Week 8 Reading: Sarah - Marie Belcastro & Karl Shaffer (2011) Dancing Mathematics and the Mathematics of Dance.

 

2024-02-29

Reading Reflection

Summary:

The article "Dancing Mathematics and the Mathematics of Dances" explores the intriguing intersection between mathematics and dance, highlighting how mathematical concepts influence and are embodied in various aspects of dance choreography. The authors, Sarah-Marie Belcastro and Karl Schaffer, both mathematicians and dancers, delve into the various connections between these seemingly disparate disciplines. It discusses how dancers intuitively apply mathematical principles like symmetry and pattern to create aesthetically pleasing movements and formations. Hence in the given paper authors have given examples of the interplay between mathematics and choreography.

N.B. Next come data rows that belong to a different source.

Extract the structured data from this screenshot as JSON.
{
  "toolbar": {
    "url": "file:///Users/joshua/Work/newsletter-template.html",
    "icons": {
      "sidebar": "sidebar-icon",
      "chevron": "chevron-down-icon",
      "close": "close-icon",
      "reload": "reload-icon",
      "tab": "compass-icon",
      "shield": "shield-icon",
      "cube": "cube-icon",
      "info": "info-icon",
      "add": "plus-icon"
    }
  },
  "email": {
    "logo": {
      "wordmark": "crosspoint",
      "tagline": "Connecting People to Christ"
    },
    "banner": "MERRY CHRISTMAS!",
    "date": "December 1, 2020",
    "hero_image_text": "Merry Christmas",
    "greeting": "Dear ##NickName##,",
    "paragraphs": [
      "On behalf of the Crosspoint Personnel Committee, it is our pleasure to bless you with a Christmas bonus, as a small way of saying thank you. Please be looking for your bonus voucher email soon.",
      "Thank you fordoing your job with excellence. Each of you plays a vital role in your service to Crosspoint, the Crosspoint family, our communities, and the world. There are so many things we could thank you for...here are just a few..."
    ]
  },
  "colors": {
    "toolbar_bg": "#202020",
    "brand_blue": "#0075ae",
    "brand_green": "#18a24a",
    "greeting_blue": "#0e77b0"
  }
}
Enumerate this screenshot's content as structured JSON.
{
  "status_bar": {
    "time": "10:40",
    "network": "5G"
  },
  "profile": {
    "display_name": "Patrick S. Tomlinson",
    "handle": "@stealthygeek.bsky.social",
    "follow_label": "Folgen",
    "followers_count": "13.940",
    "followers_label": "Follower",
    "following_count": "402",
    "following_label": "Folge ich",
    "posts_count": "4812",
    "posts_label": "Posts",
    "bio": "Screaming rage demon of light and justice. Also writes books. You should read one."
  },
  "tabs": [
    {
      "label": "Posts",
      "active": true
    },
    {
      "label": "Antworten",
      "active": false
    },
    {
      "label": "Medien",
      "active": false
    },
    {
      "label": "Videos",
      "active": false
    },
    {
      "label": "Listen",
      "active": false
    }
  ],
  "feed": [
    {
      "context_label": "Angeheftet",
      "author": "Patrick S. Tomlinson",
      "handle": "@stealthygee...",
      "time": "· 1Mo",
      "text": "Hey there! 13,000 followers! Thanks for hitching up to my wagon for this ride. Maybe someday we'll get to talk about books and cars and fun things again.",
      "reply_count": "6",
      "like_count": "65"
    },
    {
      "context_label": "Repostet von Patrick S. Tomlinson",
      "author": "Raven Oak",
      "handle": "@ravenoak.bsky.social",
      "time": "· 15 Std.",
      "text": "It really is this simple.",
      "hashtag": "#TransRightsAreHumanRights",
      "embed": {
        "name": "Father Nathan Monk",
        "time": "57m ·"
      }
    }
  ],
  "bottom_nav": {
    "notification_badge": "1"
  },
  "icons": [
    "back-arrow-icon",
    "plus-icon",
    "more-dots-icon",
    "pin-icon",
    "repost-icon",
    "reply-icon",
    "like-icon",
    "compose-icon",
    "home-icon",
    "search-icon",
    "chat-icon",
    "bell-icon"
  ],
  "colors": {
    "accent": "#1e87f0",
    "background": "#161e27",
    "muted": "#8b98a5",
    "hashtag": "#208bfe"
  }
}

The work of Rudolf Laban in modern dance is cited as an example of explicit mathematical theory applied to choreography. Furthermore, the article describes how choreographers draw inspiration from mathematical ideas to create dances, often blurring the boundaries between mathematics and artistic expression.

It also discusses the role of rhythm and sound in dance, showcasing how mathematical patterns contribute to the complexity of dance compositions. Additionally, the article touches upon the practical applications of mathematics in choreography, such as organizing movements and spatial arrangements. It emphasizes the interdisciplinary nature of dance and mathematics, enriching both fields through creative exploration and collaboration.

Activities "TO TRY"

I have tried a few of the activities outlined in the paper. 

1. How can a "hexastar" be folded at the vertices to form a cube? an octahedron? two tetrahedra?

I used some toothpicks and Play-Doh to make the structure of the hexastar and then tried to make a cube, an octahedron, and two tetrahedra by folding the vertices and connecting them with the Play-Doh.

2. Try to make a cube with a partner, each person using the thumb and first two fingers of each hand. 

3. Walk the borders of a square forward and backward turning through the internal angle how many rotations will you perform.

 To walk the borders of a square forward and backward, turning through the internal angles, I performed a total of 8 '90-degree' rotations. 

Stops: 

1. Each dance tradition has its own characteristic way of using mathematical concepts. (pg. 80)

The diverse ways dance traditions incorporate mathematical concepts illustrate the universal language of mathematics and its profound influence on human expression and creativity. Like in Indian classical dance forms Bharatanatyam uses mathematical structures, such as Fibonacci sequences or geometric progressions, enhancing the aesthetic appeal and symmetry of the performance. whereas in African dance tradition, dancers convey mathematical concepts of symmetry, balance, and harmony through rhythmic patterns and spatial arrangements, reflecting the interconnectedness of their community and environment.

Questions:

How can educators in Asian culture, where dance holds significant cultural and artistic value, incorporate dance as a medium for teaching mathematical concepts? Furthermore, how can parents be actively involved in recognizing the mathematical language inherent in dance and its potential to enhance their children's mathematical understanding?

Another question is how might we assess student learning and understanding when incorporating dance into math lessons. What types of assessments would be appropriate for evaluating both dance skills and mathematical comprehension?